Le bien, le mal, la culpabilité, la sainteté
L’intrigue de La Lettre écarlate tient en peu de lignes : une femme mariée, Hester Pryne, mère d’une enfant, adultérine, Pearl, dont elle refuse de dévoiler le nom du père (le révérend Dimmesdale, pasteur de leur communauté), est condamnée à assumer son péché face à l’assemblée des vertueux citoyens de Boston et à porter cousue sur la poitrine une lettre A rouge. Son mari, que tout le monde croit mort, revient assister à la scène de l’infamie publique et va tout mettre en oeuvre, fort de ses compétences de médecin, pour se venger du pasteur éloquent vénéré par tous tel un saint…
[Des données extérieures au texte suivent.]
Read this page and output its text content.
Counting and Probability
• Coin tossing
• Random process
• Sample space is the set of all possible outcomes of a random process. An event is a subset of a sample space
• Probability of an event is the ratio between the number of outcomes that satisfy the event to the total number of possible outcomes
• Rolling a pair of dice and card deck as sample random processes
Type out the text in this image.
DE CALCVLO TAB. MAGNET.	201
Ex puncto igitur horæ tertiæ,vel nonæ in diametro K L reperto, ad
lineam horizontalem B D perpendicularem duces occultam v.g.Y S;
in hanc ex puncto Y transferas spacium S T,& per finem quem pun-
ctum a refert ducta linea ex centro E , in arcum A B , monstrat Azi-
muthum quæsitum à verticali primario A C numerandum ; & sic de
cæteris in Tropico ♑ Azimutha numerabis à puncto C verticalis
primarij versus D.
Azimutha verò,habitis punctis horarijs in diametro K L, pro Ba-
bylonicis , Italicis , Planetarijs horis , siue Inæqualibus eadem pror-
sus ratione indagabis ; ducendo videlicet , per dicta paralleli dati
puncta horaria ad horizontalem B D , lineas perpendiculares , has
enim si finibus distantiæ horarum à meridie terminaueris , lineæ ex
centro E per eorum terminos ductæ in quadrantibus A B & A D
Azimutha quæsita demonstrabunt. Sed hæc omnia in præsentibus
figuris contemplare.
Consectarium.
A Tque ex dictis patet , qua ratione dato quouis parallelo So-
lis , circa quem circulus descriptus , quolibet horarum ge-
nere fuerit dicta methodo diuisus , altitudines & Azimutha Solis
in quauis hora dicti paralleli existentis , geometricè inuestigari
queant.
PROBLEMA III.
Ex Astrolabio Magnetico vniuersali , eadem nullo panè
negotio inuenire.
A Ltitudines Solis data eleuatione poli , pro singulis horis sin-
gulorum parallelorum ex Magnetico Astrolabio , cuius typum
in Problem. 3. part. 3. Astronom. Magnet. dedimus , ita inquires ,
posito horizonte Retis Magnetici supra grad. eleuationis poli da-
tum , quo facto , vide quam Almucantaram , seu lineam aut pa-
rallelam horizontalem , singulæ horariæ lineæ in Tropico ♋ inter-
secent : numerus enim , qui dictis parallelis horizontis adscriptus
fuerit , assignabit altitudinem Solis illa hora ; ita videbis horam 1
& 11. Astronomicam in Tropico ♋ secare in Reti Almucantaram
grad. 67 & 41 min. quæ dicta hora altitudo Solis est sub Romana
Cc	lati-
Mais plus que l’intrigue à caractère psychologique elle-même, c’est le contexte – historique et « sociologique » avant l’heure si l’on peut dire – où elle se déroule qui fascine. Publié en 1850 aux Etats-Unis, ce roman est en effet – à juste titre ! — considéré comme le premier grand roman du continent américain. Car certes, le style de Nathaniel Hawthorne paraîtra fort ampoulé voire désuet pour un lecteur du XXIème siècle, de même que la thématique abordée assez « vieillotte » ou démodée, mais il n’empêche que la veine déployée par l’auteur est d’une grande force, qui émeut encore près de deux siècles plus tard. C’est que, au trio célébré en d’autres lieux par le genre littéraire plus mineur du vaudeville, la femme « fatale », son mari, son amant, s’ajoute l’élément central parce que critique du récit : le puritanisme intégriste de cette communauté de la Nouvelle Angleterre du XVIIième siècle.
A la fois cœur et cible, ce sont surtout ces Anglais, fuyant leur pays et installés entre la mer et la forêt sur les côtes du continent nord-américain, des Anglais puritains auteurs d’une colonisation des plus primitives, que décrit de manière ô combien ! critique le romancier en homme du XIXième siècle lui-même éduqué dans le puritanisme, influencé par le “transcendantalisme” de Thoreau et Emerson comme par le mouvement gothique anglais teinté de fantastique (chaque personnage en ces pages incarne une figure du mal et la raison de la ville lutte difficilement contre le diable, la sorcellerie et la passion). Le Wild est présent à chaque moment du roman, Pearl étant souvent évoquée comme la personnification de la nature.
Cette nature qui vaut comme protection et échappatoire, par exemple lorsque le pasteur, Hester et Pearl préparent leur fuite en bateau dans un sous-bois et laissent tomber le masque qu’ils arborent en public. Mais une nature qui est aussi lieu de transgression et mère de tous les secrets comme lorsque les sorcières se réunissent dans la forêt… Toute une série d’oppositions : le bien et le mal, l’ombre et la lumière, le monde sauvage (lieu paradoxal où la passion se maintient) et le monde de la ville (lieu de la loi humaine et de la faute) traversent le texte. Hawthorne n’a pas son pareil pour décrire les paysages forestiers et marécageux de l’Amérique des premiers colons. Imparfaitement défrichée, la forêt est un refuge pour les damnés, elle incarne pour les citadins le lieu de tous les dangers car elle abrite les indiens et les sorcières.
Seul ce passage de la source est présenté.